Tuesday, March 17, 2009

Tuesday After Market Close, March 17

The above graph shows the DJIA during the Great Depression, when it staged at least five high percentage compact rallies, none of which ended the nightmare. With regards to today's stock market, without a retest of the the bottom, the market will likely follow this trend and continue down, down, down.

Frank Barbera's Market Analysis:

I've always had a lot of repsect for Frank Barbera's stock market analysis. I look forward to his writings. You can find his current article here. He provides a brief analysis of the market put-call ratios, but uses the AAII Sentiment Survey. He takes the total percentage of calls and subtracts the total percentage of puts to arrive at the net percentage of calls (as a postive number) and the net percentage of puts (as a negative number). Using this methodology, the market is extremely bearish at -36%.

Using the CPC and the CPCE, the market is bullish in total aggregate put-call volume. Frank's analysis relies on the total numbers of postions, rather than volume of put calls. Since the put-call volume is bullish, but the number of positions are bearish, and the total number of small positions should exceed the total number of big investors, I think it would follow the the small players/investors are bearish and the big money is bullish. I will have to start looking at and analyzing the "AAII Sentiment Survey" each week.

Frank goes on to say if the market continues to rally on here going above 7,450 for the DOW and 780 for the S&P - - without forming a base, then sentiment levels will change quickly to the bullish camp, which will short circuit the rally leaving a "failed bear market rally." Thus, the rally could only last a few more weeks at most; then yield to a renewed bear market decline. So, a short term bullish outcome is bearish.

Frank says, "Conversely, if prices halt the advance at these levels and begin to decline again in the near term, this could then set up the potential for what would ultimately become a much larger and more sustained stock market advance, one which could last many months. Thus, the ‘reversed-polarity’ and the ‘upside-down’ condition where a decline from here could actually be good news. It is of course ironic, as so many perceive the stock market rally as the first tangible sign of hope. For most, simple logic would argue that still higher prices would suggest that things are going to get better. Perversely, this is not likely to be the case."

Frank makes the case we need a retest of the lows before the market can stage a multi-month advance. He says, "Without that, the odds are high that the current rally will end up looking very much like one of the five or six stock market rally attempts seen during the Great Depression, where prices rallied sharply, but could never sustain the advance. As a result, we are in a paradoxical environment, where for stock prices to truly begin a sustained advance, and truly indicate a real improvement ahead, prices need to go DOWN FIRST. DOWN is GOOD in the current climate."
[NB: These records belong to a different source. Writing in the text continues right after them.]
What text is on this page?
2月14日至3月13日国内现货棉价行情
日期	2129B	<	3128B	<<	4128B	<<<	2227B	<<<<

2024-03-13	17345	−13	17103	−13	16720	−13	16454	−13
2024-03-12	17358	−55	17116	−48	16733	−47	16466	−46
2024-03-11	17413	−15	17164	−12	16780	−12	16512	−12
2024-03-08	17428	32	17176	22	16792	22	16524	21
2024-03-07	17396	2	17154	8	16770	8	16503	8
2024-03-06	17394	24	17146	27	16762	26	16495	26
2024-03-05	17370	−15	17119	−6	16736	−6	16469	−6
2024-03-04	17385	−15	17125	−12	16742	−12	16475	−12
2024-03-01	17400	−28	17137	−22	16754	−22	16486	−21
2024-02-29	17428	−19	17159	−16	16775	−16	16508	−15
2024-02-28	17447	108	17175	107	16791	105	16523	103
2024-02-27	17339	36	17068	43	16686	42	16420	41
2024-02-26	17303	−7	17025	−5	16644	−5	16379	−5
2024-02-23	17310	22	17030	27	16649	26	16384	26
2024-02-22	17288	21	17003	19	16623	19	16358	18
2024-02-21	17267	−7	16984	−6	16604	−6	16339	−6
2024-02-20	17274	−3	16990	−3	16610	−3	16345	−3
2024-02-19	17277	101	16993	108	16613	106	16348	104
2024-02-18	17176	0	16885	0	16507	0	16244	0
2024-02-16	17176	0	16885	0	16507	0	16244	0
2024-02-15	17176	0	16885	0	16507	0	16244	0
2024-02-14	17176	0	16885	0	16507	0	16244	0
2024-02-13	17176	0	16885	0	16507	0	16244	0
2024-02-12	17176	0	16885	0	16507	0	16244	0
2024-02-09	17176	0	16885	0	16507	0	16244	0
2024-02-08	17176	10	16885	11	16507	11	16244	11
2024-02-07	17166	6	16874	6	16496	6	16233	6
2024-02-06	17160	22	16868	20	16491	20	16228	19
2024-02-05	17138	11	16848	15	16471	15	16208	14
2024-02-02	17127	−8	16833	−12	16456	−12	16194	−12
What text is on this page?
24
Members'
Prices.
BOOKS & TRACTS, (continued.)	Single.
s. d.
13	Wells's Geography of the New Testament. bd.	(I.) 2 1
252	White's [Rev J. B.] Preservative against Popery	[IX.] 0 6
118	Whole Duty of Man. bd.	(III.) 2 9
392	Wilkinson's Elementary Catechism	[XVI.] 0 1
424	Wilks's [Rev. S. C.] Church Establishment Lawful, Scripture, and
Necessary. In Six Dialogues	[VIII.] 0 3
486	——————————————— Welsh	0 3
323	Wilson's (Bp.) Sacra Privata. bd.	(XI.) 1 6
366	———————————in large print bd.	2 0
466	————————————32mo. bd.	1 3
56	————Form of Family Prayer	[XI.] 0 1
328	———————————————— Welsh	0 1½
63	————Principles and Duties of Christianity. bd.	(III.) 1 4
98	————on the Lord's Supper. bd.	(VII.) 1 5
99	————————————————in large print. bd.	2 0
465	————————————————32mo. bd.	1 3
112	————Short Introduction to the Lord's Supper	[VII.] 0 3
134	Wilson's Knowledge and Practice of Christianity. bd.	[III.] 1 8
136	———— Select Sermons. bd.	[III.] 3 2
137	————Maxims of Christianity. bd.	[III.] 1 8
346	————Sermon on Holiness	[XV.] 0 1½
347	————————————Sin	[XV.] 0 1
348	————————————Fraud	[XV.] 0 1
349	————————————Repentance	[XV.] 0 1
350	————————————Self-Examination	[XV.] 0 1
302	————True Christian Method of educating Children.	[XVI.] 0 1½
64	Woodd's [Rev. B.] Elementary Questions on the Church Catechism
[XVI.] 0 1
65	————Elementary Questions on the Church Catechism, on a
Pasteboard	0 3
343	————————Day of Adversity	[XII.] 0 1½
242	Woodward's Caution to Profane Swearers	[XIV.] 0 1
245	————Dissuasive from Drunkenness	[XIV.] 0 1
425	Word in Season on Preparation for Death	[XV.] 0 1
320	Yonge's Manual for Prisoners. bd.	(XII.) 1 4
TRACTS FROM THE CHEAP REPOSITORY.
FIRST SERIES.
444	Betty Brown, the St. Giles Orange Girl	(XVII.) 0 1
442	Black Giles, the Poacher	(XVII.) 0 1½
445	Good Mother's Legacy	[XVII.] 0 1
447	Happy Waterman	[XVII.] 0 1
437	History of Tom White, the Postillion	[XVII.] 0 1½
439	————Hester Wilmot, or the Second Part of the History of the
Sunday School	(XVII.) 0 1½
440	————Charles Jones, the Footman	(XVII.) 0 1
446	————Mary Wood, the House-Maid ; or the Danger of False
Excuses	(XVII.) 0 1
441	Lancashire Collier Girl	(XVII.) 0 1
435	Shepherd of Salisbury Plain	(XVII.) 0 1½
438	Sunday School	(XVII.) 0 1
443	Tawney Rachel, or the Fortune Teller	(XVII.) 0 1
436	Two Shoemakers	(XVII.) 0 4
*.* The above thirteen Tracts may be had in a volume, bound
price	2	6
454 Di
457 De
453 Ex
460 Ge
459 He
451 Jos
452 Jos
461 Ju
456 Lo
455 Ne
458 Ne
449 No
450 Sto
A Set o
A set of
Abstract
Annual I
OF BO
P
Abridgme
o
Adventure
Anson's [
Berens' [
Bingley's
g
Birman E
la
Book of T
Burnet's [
I find myself agreeing with Frank's analysis. We are at a critical fulcrum point. I now sumise the market will squeeze the shorts into options expiry on Friday, March 20. The market will have to go down too far to squeeze the longs in the remaining time left; i.e., three days. What happens after options expiry next week, whether the market continues to rise, or falls to form a base, could very well determine the health of the stock market for many months to come.

I'm having some friends and family over for Saint Patty's day dinner. I will post the CBOE graphs late this evening.